Segue-se uma comédia de usos e costumes, mais próxima do cinema de Dany Boon (que, entre "Bem-Vindo ao Norte""Nada a Declarar" e "A Minha Família do Norte" se estabeleceu como o cronista dos choques entre ambientes citadinos e rurais na França atual) ou Philippe de Chauveron (autor da franquia "Que Mal Fiz Eu a Deus?"), que das comédias a que Hollywood nos tem habituado ultimamente, explorando as potencialidades humorísticas do confronto entre duas culturas em tudo opostas, num registo despretensioso e assumidamente popular de um suculento "naco" de entretenimento ligeiro, que só quer mesmo provocar muitas e sonoras gargalhadas.

Pelo meio, há elementos passivos de serem "intelectualizados" (num momento em que as tensões esquerda/direita atingem níveis alarmantes é, no mínimo, curioso ver alguém como Robert De Niro, que não se tem coibido de cultivar uma persona política "sem papas na língua", dir-se-ia, militantemente ligado à esquerda, a estabelecer um entendimento amistoso com uma populista de direita, como é a personagem de Cattrall), mas, não sendo inconsequentes, são apenas detalhes, no contexto lúdico e escapista de um filme simpatiquíssimo que só procura mesmo colocar-nos um sorriso na cara.

Tarefa cumprida, especialmente, devido à entrega de Maniscalco e De Niro, cuja cumplicidade brincalhona chega a impressionar.

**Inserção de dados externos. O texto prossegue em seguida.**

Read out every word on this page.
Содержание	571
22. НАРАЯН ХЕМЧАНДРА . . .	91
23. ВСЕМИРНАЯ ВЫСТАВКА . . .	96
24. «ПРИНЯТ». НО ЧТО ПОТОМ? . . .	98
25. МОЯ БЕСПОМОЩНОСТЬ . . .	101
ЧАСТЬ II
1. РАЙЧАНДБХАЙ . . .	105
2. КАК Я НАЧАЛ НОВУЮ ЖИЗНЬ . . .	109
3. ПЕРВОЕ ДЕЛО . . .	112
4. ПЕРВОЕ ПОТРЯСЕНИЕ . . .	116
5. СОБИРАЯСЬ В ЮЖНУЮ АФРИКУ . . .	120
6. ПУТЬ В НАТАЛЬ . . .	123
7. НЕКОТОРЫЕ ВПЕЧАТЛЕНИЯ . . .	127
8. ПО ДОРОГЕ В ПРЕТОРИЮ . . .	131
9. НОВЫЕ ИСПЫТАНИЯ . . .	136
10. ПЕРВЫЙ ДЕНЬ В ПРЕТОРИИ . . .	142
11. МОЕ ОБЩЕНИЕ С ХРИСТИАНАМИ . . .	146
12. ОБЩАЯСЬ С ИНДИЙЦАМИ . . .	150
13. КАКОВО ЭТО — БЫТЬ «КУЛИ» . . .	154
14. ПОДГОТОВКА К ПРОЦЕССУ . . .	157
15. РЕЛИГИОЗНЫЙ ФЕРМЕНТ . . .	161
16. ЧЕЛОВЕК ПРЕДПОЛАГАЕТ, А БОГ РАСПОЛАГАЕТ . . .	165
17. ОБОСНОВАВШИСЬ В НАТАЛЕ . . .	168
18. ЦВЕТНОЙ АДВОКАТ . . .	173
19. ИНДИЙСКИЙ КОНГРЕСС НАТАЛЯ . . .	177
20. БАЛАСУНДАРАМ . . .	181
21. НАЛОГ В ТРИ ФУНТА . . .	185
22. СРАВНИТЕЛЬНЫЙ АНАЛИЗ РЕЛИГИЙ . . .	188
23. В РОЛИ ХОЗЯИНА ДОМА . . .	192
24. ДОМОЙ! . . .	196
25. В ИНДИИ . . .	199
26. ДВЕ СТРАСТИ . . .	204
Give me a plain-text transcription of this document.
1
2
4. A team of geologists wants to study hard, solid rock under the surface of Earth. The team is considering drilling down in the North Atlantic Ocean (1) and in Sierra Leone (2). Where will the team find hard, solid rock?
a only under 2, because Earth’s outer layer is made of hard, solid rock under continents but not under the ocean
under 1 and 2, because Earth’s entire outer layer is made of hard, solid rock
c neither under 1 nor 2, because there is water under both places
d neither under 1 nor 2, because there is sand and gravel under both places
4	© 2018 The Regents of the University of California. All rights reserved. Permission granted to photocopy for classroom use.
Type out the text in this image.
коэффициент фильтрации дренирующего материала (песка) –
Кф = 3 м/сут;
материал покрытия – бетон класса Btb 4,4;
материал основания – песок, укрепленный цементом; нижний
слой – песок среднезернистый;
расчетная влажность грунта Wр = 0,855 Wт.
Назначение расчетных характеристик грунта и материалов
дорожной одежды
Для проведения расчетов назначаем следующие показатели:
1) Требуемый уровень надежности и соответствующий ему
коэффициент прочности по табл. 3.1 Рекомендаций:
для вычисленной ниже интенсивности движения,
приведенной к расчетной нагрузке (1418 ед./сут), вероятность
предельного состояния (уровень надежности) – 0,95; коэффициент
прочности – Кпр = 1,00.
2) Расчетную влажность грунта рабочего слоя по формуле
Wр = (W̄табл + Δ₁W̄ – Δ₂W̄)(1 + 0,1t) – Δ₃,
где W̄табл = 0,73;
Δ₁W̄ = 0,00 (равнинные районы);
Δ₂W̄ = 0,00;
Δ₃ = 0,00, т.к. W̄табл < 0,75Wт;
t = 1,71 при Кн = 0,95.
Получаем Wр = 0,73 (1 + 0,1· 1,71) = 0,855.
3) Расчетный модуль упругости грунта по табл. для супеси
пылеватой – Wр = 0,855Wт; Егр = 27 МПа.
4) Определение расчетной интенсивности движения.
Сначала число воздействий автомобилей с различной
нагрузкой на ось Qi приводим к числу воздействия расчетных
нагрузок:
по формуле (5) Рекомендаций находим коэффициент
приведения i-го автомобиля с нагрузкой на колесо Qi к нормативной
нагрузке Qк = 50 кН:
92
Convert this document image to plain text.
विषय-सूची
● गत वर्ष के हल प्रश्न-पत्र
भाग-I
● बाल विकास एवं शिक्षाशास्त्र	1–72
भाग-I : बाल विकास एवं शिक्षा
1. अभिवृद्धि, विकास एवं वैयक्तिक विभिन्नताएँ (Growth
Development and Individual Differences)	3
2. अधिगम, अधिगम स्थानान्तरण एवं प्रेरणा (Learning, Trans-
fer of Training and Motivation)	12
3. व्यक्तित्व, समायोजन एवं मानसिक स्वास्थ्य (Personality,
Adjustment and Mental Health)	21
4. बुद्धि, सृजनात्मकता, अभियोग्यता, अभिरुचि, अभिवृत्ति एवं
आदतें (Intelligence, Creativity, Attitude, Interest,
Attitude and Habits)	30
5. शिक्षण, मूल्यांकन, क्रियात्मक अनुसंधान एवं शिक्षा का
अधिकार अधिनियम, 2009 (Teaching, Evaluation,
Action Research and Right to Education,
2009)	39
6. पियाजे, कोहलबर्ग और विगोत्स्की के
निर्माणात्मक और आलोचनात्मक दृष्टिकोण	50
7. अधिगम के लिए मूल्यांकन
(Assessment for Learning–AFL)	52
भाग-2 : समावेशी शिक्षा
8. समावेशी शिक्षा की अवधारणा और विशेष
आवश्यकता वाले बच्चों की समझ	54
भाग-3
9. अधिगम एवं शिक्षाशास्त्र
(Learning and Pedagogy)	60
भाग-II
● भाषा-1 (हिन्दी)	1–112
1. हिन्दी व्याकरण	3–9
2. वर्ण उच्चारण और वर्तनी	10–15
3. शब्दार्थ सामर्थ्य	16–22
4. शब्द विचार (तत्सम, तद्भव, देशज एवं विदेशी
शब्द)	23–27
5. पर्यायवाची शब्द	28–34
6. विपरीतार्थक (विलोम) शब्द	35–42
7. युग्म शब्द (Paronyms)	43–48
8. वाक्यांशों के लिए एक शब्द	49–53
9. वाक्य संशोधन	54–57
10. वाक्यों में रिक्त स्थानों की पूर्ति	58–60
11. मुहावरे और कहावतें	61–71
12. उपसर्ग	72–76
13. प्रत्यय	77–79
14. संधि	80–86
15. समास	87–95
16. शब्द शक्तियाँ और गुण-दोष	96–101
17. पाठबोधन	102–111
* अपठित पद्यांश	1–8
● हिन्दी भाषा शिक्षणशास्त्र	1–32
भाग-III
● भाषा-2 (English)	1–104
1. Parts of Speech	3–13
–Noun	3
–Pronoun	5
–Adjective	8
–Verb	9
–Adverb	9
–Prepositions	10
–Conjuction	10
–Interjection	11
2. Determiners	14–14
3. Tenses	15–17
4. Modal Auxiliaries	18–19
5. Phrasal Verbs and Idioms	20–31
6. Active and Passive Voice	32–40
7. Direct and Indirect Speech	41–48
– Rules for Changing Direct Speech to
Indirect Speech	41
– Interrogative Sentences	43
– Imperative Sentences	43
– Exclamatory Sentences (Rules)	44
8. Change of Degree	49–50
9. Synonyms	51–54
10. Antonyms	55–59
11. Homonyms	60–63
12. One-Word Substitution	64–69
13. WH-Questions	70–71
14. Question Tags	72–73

Aliás, se é um facto que "O Meu Pai é um Perigo" foi concebido como um veículo para potenciar o estrelato de Sebastian, não é menos verdade que a sua disposição jovial, esconde uma homenagem bastante cândida (até "sentimental") ao Maniscalco sénior e, consequentemente, a todos os imigrantes italianos que abandonaram as suas raízes em busca de uma vida melhor para si e, principalmente, para os seus.